When I go on tour or play a really big concert then usually a week before I try to spend just a little time, but each day and consistently, on the set list. I prefer 10 or 20 minutes every day for 6 days then 2 days of 18 hours!


16 – What do you value the most in the music and musicians you love to listen? What are the key ingredients that catch your ear?

Energy, Energy, and ……..? Oh yeah, Energy! I love it when this music is played so energetically that you can just feel the swing coming right out of the record and straight into your face.

Also a good rhythm section stands out to me and really hooks me in. That swinging accompaniment, if it’s good enough, could let me listen to my cat play the lead guitar for all I care.

17 – As playing the rhythm guitarist part what do you think is the most important aspect of its role? How does your posture need to change to be a great accompanist or a great soloist?

The rhythm players’ most important job is to match the dynamics and energy of the soloist. Of course it’s also to keep time, but that goes without saying!

One thing that always bugs me is when I see a soloist really go out there and try to take the energy level through the roof and the rhythm section just stays flat so the soloist sounds really out of place when they play really high or loud.

And to always play at an appropriate volume. If the soloist has to smash the strings with a hammer just to be heard clearly then the rhythm section is not doing it’s job!

18 – Do you meditate or use any technique for focus, clarity and balance?

The closest things I have to meditation is taking a long metro or train ride. Usually I just think to myself the entire trip about what’s going on during the week. This is something I didn’t do before while living in LA and driving everywhere.

Trains really give me a nice reflection time to actually stop and think about everything that’s flying past.

19 – What would you consider to be the most important advice, quote or reference someone ever gave to you?

To always look like you know what you’re doing in front of the audience and not to noodle around on stage. They’re very unconscious and common things for beginners but they have such a strong impression on the audience (especially if they paid for tickets!).

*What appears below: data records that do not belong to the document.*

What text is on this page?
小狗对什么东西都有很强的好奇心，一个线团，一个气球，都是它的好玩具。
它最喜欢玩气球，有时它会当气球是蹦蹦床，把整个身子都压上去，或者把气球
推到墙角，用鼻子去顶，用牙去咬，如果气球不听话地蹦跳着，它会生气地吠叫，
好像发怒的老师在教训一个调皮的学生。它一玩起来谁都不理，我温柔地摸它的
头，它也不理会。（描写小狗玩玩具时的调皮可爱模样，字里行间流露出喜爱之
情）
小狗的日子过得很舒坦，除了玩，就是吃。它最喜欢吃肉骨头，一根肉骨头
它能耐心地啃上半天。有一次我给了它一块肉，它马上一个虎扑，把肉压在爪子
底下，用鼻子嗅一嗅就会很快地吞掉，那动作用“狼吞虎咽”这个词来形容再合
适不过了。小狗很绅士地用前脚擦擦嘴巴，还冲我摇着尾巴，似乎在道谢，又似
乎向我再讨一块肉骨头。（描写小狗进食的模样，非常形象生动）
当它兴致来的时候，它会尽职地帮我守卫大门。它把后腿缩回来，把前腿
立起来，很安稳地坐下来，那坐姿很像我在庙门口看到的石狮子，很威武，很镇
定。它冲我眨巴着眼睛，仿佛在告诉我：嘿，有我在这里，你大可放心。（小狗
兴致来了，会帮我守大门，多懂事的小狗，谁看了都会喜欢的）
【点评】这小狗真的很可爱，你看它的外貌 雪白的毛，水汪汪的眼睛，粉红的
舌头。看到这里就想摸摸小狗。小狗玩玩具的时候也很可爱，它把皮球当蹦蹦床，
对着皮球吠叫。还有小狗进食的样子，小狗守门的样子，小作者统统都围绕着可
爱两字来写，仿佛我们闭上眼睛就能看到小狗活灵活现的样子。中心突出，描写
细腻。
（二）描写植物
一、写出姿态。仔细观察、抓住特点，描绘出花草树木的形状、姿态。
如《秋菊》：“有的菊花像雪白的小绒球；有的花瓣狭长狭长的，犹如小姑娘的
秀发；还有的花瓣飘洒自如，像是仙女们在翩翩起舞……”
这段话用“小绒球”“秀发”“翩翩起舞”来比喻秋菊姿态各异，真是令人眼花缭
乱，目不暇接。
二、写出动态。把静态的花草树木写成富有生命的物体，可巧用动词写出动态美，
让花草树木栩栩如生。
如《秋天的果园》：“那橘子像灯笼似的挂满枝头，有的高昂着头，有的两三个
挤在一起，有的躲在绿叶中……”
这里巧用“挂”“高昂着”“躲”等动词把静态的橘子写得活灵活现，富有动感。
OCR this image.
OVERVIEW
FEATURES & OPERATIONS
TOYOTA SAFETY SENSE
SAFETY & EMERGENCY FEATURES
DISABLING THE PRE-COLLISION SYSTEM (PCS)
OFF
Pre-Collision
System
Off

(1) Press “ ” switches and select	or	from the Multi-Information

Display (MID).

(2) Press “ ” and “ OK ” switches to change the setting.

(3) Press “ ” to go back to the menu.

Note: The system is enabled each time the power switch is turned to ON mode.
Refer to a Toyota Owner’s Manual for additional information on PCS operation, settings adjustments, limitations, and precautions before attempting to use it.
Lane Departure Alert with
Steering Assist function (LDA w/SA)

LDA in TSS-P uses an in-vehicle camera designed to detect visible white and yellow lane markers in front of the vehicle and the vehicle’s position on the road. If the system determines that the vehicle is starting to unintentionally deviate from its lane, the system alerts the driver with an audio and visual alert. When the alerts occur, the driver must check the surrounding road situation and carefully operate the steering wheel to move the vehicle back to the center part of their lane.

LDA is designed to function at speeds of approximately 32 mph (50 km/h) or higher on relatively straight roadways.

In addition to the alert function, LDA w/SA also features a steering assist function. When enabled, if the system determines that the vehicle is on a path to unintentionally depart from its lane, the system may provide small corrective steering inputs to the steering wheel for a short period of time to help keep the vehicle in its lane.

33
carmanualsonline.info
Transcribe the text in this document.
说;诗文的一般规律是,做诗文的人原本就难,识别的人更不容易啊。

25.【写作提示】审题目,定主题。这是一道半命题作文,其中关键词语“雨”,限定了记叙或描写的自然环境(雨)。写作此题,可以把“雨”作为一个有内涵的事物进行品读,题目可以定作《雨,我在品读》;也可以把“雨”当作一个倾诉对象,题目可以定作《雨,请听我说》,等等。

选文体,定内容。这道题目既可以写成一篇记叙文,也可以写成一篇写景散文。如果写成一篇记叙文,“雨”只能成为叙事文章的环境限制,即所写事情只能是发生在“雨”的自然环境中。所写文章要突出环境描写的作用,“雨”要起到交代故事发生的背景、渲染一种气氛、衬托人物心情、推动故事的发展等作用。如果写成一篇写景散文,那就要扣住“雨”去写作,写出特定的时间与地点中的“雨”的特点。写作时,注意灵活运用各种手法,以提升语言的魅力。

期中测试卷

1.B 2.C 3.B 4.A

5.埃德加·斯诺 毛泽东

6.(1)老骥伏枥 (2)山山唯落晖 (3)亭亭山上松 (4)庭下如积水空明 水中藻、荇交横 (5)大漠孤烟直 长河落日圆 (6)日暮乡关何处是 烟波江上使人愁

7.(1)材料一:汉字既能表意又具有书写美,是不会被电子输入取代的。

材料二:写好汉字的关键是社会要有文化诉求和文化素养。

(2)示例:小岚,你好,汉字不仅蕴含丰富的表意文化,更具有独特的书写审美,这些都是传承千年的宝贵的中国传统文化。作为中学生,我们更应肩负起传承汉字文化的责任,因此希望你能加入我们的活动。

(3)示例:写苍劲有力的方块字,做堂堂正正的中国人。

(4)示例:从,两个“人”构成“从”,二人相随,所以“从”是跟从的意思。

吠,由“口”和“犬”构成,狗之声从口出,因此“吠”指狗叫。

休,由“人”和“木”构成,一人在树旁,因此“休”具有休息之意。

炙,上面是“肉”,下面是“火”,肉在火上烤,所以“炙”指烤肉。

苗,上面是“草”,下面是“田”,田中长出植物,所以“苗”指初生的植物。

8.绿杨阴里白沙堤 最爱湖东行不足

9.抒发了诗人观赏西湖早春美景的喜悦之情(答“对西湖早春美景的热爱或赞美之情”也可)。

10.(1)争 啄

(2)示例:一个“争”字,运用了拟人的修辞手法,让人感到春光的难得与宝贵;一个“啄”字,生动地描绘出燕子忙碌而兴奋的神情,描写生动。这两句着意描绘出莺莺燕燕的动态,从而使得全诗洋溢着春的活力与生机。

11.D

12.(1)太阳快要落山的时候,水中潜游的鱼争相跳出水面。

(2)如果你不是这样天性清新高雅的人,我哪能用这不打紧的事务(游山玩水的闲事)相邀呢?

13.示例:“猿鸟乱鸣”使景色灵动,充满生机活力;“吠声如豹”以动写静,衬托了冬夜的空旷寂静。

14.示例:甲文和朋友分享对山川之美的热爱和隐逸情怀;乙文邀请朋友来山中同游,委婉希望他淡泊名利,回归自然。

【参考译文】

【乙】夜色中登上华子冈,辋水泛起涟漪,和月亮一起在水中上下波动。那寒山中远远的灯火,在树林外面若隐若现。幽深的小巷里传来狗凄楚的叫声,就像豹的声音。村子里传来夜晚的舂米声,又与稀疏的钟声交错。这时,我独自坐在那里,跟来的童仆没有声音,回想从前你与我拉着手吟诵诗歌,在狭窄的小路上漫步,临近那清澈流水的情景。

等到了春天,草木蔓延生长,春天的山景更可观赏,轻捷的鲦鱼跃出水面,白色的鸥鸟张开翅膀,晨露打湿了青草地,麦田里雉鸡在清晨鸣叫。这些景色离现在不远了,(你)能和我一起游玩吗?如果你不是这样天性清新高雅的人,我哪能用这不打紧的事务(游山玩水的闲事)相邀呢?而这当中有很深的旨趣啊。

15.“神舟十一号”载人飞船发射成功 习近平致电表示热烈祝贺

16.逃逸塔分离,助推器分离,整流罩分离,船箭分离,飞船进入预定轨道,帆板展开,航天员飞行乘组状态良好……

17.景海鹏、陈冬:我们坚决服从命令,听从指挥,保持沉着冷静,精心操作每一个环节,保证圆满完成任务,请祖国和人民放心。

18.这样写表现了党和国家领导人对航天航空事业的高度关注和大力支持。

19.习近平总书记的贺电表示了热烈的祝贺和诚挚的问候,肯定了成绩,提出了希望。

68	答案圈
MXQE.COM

20 – Django had left hand crippled fingers. Pianist Horace Parlan had right hand disability. And Keith Jarrett had unusual small hands for playing the piano. Despite poorly built for their instruments they all succeed. How can one transform limitations in advantages?

Find a place where the limitation won’t affect you anymore. I always thought if I had a problem with my wrists then I could take up playing a horn. Or if got my hand stuck in a blender, then I’d really have to take up singing. Or if my vocal cords burnt out then I’d just have to stick to playing Django, phew!

21 – Gypsy Jazz guitar technique is well known for being physically demanding. Do you know cases of unorthodox or ungifted musicians that made proper technique seem irrelevant?

Rory Hoffman is a massive inspiration to me. He just dumped all technique out of the window and his playing is unlike any other because of it.

22 – What would you like to be acknowledged for? What’s the most important aspect of your life’s journey that you’d like people to remember?

I’ve been trying to do something new with Jazz Manouche and expand it outwards but while still being very faithful to the style.

I’d also like to be remembered for that one time that I ate two kebabs in a row and didn’t die.

23 – What would you say to Django if you had the chance to meet him? What would be the record, the musician and the song you’d mention to him?

If I could meet Django I would shove a video camera in his face and try to film him playing as much as possible. Like make a reality TV show following him. It’s such a shame that there’s a huge shortage of video footage. Nothing an MTV reality TV show can’t fix!